Sai de cena o estilo New Edge dos anos 90 e entra o conceito Kinectic, que dita os carros da marca na atualidade. E essa tendência fica evidente logo na frente. Os faróis têm formas pontiagudas próximas à grade e cortes bem definidos. A aparência é a de um relâmpago.

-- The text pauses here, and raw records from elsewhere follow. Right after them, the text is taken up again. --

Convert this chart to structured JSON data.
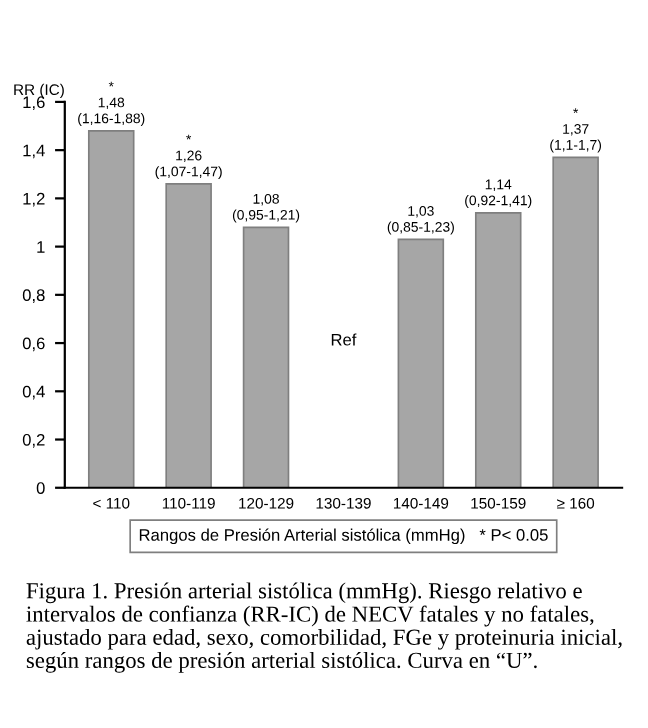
{
  "chart_data": {
    "type": "bar",
    "ylabel": "RR (IC)",
    "xlabel": "Rangos de Presión Arterial sistólica (mmHg)   * P< 0.05",
    "categories": [
      "< 110",
      "110-119",
      "120-129",
      "130-139",
      "140-149",
      "150-159",
      "≥ 160"
    ],
    "values": [
      1.48,
      1.26,
      1.08,
      null,
      1.03,
      1.14,
      1.37
    ],
    "value_labels": [
      "*\n1,48\n(1,16-1,88)",
      "*\n1,26\n(1,07-1,47)",
      "1,08\n(0,95-1,21)",
      null,
      "1,03\n(0,85-1,23)",
      "1,14\n(0,92-1,41)",
      "*\n1,37\n(1,1-1,7)"
    ],
    "color": "#a6a6a6",
    "ylim": [
      0,
      1.6
    ],
    "yticks": [
      0,
      {
        "value": 0.2,
        "label": "0,2"
      },
      {
        "value": 0.4,
        "label": "0,4"
      },
      {
        "value": 0.6,
        "label": "0,6"
      },
      {
        "value": 0.8,
        "label": "0,8"
      },
      1,
      {
        "value": 1.2,
        "label": "1,2"
      },
      {
        "value": 1.4,
        "label": "1,4"
      },
      {
        "value": 1.6,
        "label": "1,6"
      }
    ],
    "grid": false,
    "annotations": [
      "Ref",
      "Figura 1. Presión arterial sistólica (mmHg). Riesgo relativo e intervalos de confianza (RR-IC) de NECV fatales y no fatales, ajustado para edad, sexo, comorbilidad, FGe y proteinuria inicial, según rangos de presión arterial sistólica. Curva en “U”."
    ]
  }
}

O capô em cunha tem duas saliências que combinam com o conjunto ótico e depois formam uma espécie de moldura vazada das lentes. A grade trapezoidal superior tem uma barra cromada, enquanto a generosa entrada de ar inferior, posicionada na saia, carrega uma moldura preta para ostentar a placa. As caixas de rodas são volumosas para passar sensação de robustez.
Ficou maior
De perfil, o novo Focus lembra um Volvo, marca sueca que faz parte do Grupo Ford. E o sedã está maior. Tem 4,48 m de comprimento, 1,84 m de largura, 1,49 m de altura e 2,64 m de entre eixos — respectivamente 12 cm, 11 cm, 1 cm e 15 cm a mais que o sedã anterior. Os faróis angulosos ajudam a passar a sensação de movimento. A primeira coluna angulosa e a linha de cintura relativamente alta e levemente inclinada ajudam nesta impressão dinâmica. Na traseira, tampa do porta-malas elevada e com cortes bem definidos. As lanternas triangulares têm um dos vértices invadindo as laterais e luzes de ré e indicadoras de direção são redondas, num visual que remete ao Mondeo e novamente a modelos da Volvo.

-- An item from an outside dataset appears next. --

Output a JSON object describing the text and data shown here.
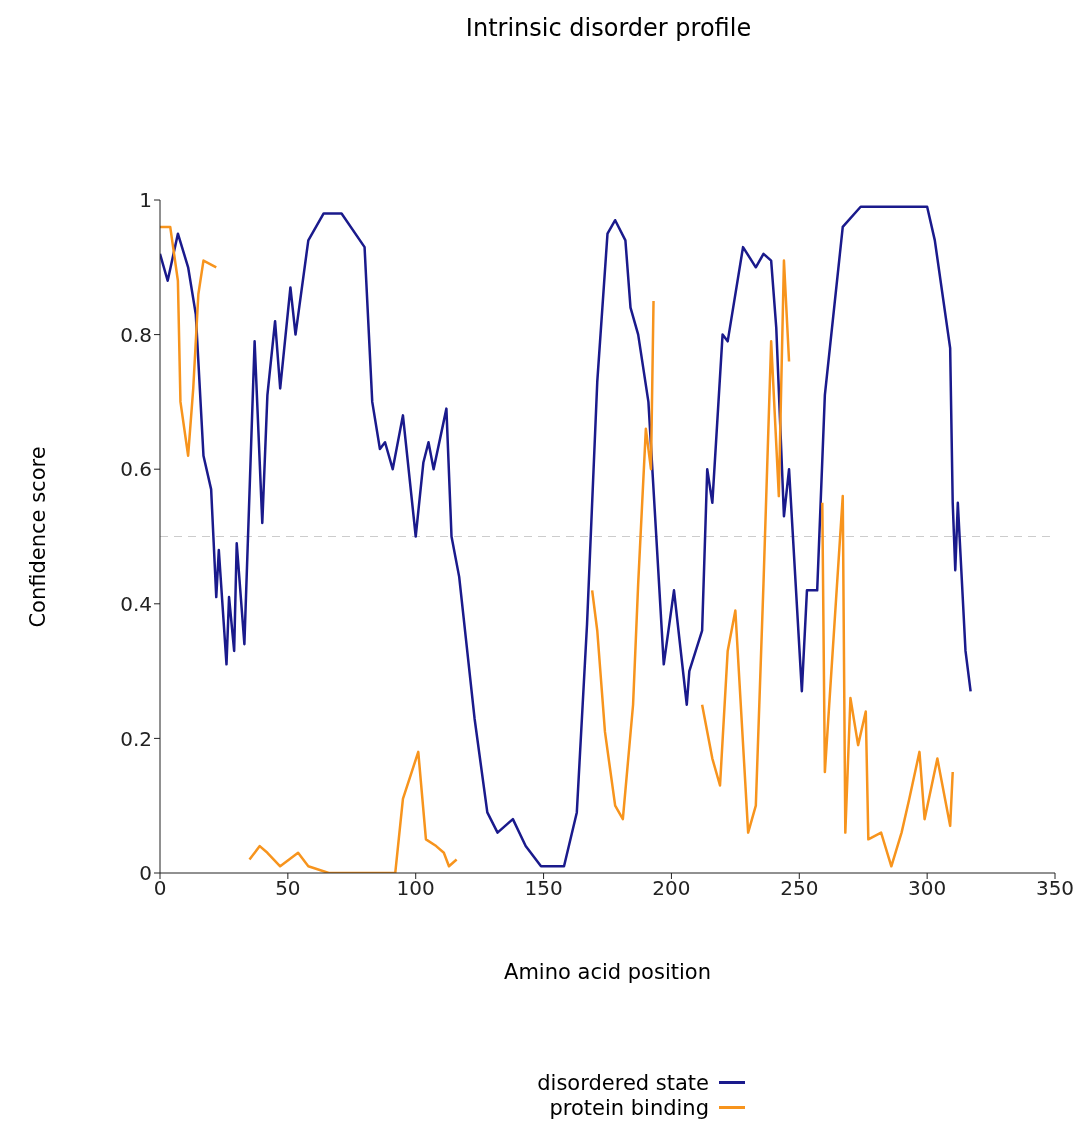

Para todas as versões do novo Focus, por enquanto, estará disponível somente o motor Duratec 2.0 de 145 cv, a gasolina, produzido no México. Por dentro do habitáculo, novos materiais e acabamento que variam entre as versões Ghia e GLX do sedã e do hatch. Em termos de equipamentos de segurança, airbags duplos, freios com ABS e de controle em curvas se juntam a ar-condicionado, direção eletro-hidráulica com modos de condução “esportiva”, “conforto” e “normal”, trio elétrico, regulagens de altura e de profundidade do volante e do banco do motorista, rádio/CD/MP3, computador de bordo, entre outros.
Quanto é?
A aposta é na relação custo/benefício. O Focus sedã começa em R$ 59.690 na configuração GLX mecânica, mas a versão “de trabalho” para a marca é a GLX automática, por R$ 64.190 e com nova caixa automática de quatro velocidades e modo seqüencial — a Ford estima que 80% das vendas serão da versão GLX e 70% do total de emplacamentos trará câmbio automático. A Ghia parte dos R$ 70.390 com controle de cruzeiro, sensor de obstáculos traseiro, ar automático com dual zone, teto-solar, sistema de áudio com bluetooth e entradas USB e iPod e controle remoto no lugar de chave. A top é a Ghia automática, com preço sugerido de R$ 74.890. Todas as versões com preços estrategicamente próximos ou abaixo dos principais concorrentes. Ao que parece, a Ford está com a faca e com o queijo na mão.